Juliet Gopinath
Faculty Spotlight
Juliet Gopinath:Associate Director, bit Quantum Initiative; Associate Professor of Electrical, Computer and Energy Engineering in the College of Engineering and Applied Science; Associate Professor of Physics; Fellow, Materials Science and Engineering
Juliet Gopinath joined Boulder’s College of Engineering and Applied Science (CEAS) in 2009. Prior to taking the role of associate director of the bit Quantum Initiative, Gopinath led a collaborative quantum research effort within CEAS, making valuable connections between departments at the college, university level partners and outside institutions.
Gopinath is currently part of two collaborative seed grants that were awarded through bit to foster work and partnerships in quantum information science. One examines methods to make entangled frequency combs in a compact and tunable manner, while the other focuses on generating truly random numbers in a small form factor.
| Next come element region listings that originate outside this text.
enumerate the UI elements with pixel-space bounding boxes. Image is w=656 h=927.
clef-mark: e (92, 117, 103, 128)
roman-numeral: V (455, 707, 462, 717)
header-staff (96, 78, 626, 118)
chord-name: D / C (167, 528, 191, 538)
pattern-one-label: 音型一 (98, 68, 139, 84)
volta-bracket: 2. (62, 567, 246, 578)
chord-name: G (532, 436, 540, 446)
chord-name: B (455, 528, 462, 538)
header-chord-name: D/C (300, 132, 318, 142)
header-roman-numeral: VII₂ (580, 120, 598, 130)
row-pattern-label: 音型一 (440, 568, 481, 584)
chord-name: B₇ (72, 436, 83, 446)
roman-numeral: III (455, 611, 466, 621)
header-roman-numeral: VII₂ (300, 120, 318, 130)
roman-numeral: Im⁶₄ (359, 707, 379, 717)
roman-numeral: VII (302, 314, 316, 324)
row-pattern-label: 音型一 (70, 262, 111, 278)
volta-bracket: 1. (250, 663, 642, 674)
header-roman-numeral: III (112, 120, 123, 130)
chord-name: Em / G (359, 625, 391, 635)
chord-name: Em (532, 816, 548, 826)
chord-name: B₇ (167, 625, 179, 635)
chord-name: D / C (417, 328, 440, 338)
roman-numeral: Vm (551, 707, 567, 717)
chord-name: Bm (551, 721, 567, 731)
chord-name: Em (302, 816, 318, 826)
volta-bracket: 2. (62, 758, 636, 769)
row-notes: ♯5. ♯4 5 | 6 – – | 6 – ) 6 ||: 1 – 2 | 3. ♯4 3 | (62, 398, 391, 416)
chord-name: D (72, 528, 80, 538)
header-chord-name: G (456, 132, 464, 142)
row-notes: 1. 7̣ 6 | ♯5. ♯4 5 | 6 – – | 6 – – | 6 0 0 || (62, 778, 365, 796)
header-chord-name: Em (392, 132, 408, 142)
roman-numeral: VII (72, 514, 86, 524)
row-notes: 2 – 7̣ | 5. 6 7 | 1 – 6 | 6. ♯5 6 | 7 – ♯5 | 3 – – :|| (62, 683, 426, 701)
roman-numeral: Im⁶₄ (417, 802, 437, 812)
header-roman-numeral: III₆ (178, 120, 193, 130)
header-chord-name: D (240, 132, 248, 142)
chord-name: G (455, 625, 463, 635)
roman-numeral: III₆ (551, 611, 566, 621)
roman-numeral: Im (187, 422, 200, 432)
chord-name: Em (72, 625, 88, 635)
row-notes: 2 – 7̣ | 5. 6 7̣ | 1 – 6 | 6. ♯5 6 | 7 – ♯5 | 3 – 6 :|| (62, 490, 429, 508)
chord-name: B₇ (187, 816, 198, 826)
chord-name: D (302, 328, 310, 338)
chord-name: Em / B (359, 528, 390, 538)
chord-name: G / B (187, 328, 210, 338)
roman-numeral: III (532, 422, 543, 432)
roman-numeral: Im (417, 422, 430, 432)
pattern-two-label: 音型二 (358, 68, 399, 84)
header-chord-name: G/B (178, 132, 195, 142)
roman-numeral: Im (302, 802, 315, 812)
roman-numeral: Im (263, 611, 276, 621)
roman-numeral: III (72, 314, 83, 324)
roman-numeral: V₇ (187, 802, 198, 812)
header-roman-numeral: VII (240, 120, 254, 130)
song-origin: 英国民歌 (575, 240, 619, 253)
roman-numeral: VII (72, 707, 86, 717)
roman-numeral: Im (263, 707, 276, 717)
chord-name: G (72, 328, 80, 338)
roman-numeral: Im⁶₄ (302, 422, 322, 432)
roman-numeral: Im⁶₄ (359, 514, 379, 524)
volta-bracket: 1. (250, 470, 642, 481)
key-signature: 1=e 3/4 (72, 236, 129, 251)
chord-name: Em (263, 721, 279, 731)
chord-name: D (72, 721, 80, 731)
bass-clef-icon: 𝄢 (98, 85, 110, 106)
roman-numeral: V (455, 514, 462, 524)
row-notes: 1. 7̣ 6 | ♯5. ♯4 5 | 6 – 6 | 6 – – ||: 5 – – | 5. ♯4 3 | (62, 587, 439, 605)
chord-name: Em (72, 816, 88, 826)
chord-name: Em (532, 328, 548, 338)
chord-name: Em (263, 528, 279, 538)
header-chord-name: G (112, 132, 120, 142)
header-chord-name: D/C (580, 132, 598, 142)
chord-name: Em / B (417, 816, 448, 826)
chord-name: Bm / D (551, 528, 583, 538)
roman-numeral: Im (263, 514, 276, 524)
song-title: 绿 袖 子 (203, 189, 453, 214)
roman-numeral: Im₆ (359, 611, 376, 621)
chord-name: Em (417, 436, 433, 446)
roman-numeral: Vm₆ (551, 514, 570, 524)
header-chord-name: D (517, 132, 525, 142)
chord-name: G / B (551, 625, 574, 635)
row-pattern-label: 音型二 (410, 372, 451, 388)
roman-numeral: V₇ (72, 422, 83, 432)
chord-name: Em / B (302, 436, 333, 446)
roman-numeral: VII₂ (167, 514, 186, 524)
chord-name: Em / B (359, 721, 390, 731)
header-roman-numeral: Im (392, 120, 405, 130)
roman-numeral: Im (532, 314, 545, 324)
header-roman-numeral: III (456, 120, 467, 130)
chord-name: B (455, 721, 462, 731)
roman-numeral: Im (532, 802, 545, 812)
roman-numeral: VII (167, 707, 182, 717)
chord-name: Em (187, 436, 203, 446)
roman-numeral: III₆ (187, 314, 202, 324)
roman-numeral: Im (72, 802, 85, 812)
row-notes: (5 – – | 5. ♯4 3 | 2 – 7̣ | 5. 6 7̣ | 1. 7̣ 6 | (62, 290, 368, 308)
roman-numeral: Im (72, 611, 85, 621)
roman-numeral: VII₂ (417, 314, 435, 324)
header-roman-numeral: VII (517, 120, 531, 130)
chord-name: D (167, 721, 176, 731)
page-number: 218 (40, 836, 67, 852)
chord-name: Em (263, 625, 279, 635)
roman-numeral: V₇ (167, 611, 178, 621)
Research interests and Gopinath’s Optics and Photonics Research Group
Gopinath leads an experimentally focused optics group centered around lasers and optical devices. Current research projects include adaptive optics, mid-infrared lasers and materials, the generation and detection of orbital angular momentum of light, spectroscopy of materials, Light Detection and Ranging (LIDAR) systems, and pulsed and continuous wave sources in spectral regions where lasers suffer from fundamental physical constraints.
Applications of the technology include sensors, communications, LIDAR, medical imaging and surgery, environmental monitoring and quantum information science. The group’s research is interdisciplinary, spanning electrical engineering, physics and materials science.
Education
Gopinath earned her bachelor’s degree in electrical engineering from the University of Minnesota, and her master’s degree and doctorate in electrical engineering from the Massachusetts Institute of Technology (MIT).
Quotable and notable
Gopinath is the principal investigator on a $1 million multi-university, multi-disciplinary National Science Foundation project that seeks to foster collaboration in quantum research. The proposal focuses on the ability to share information through photonic integrated circuits, which encode information on light, rather than electricity. It aims to create a single photonic integrated circuit chip for quantum information processing. Such a chip would allow secure quantum networking and quantum computing, replacing the binary zeros and ones of conventional computing with multivariable quantum bits. Practical applications include significantly improved data encryption for personal privacy.
“Juliet is bringing together engineering and science to help reinforce Boulder as a major hub in quantum,” said Vice Chancellor for Research & Innovation Terri Fiez. “The bit Quantum Initiative underscores the collaboration between our engineers and scientists that is so critical in translating fundamental quantum discoveries into transformative applications.”